Gilead Sciences Inc. avoided a $50 million payment to former Calistoga Pharmaceuticals Inc. shareholders after the Delaware Chancery Court ruled March 15 that a post-merger milestone related to the development of a leukemia drug hadn’t been met ( S’holder Representative Servs. LLC v. Gilead Scis. Inc. , Del. Ch., No. 10537-CB, 3/15/17 ).

A representative of former Calistoga shareholders filed a lawsuit claiming that the milestone payment had been triggered when the European Commission approved Zydelig as a treatment for chronic lymphocytic leukemia. However, the approval was limited to a subpopulation of patients suffering from the disease.

Chancellor Andre G. Bouchard said that under the parties’ merger agreement, the milestone could only be triggered by a “disease-level regulatory approval.” The European Commission hadn’t given such an approval, he said.

A Gilead representative declined to comment. The plaintiff’s attorney—Bradley Sorrels, a Wilmington, Del.-based partner at Wilson Sonsini Goodrich & Rosati—didn’t immediately respond to a request for comment

Gilead acquired Seattle-based biotechnology company Calistoga in 2011 for $375 million. Under the merger agreement, Gilead had to pay an additional $225 million to former Calistoga shareholders if Calistoga’s CAL-101 compound—now sold by Gilead under the name “Zydelig"—achieved three milestones.

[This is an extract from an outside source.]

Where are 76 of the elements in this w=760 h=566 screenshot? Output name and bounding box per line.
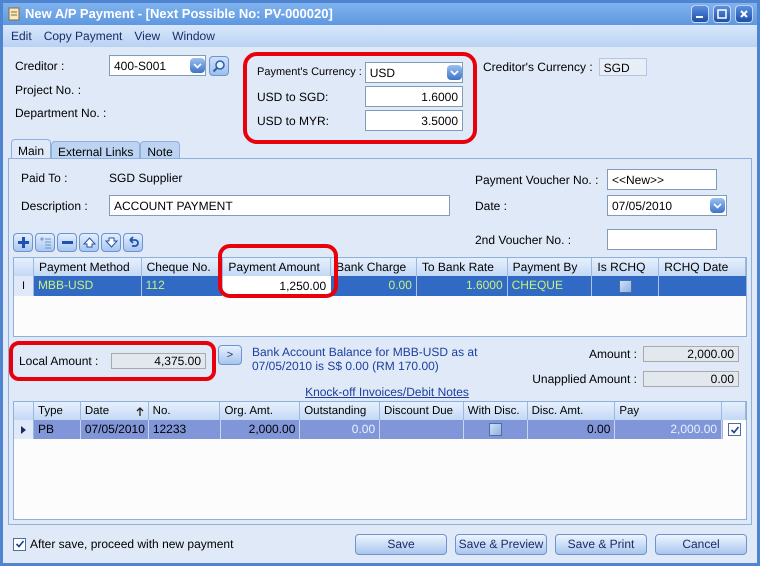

Gilead paid the former shareholders $175 million in 2014, after U.S. Food and Drug Administration approvals for Zydelig satisfied the first two milestones.

Ambiguous Term

The parties’ dispute revolved around the interpretation of the word “indication” in the merger agreement.

According to the agreement, the third milestone was triggered if Gilead received regulatory approval of CAL-101 “as a first-line drug treatment (i.e., a treatment for patients that have not previously undergone systemic drug therapy therefor) for a Hematologic Cancer Indication.”

After finding that “indication” was ambiguous, the court said the parties’ merger negotiations and other extrinsic evidence supported the conclusion that the word, as used in the agreement, means “disease.”

“In sum, the drafting history of the Merger Agreement shows that the parties always were talking about regulatory approval of CAL-101 for a disease when they were negotiating over the milestone payments,” Bouchard wrote. “By contrast, the drafting history does not reflect that the parties were discussing regulatory labels when negotiating the triggers for the milestone payments.”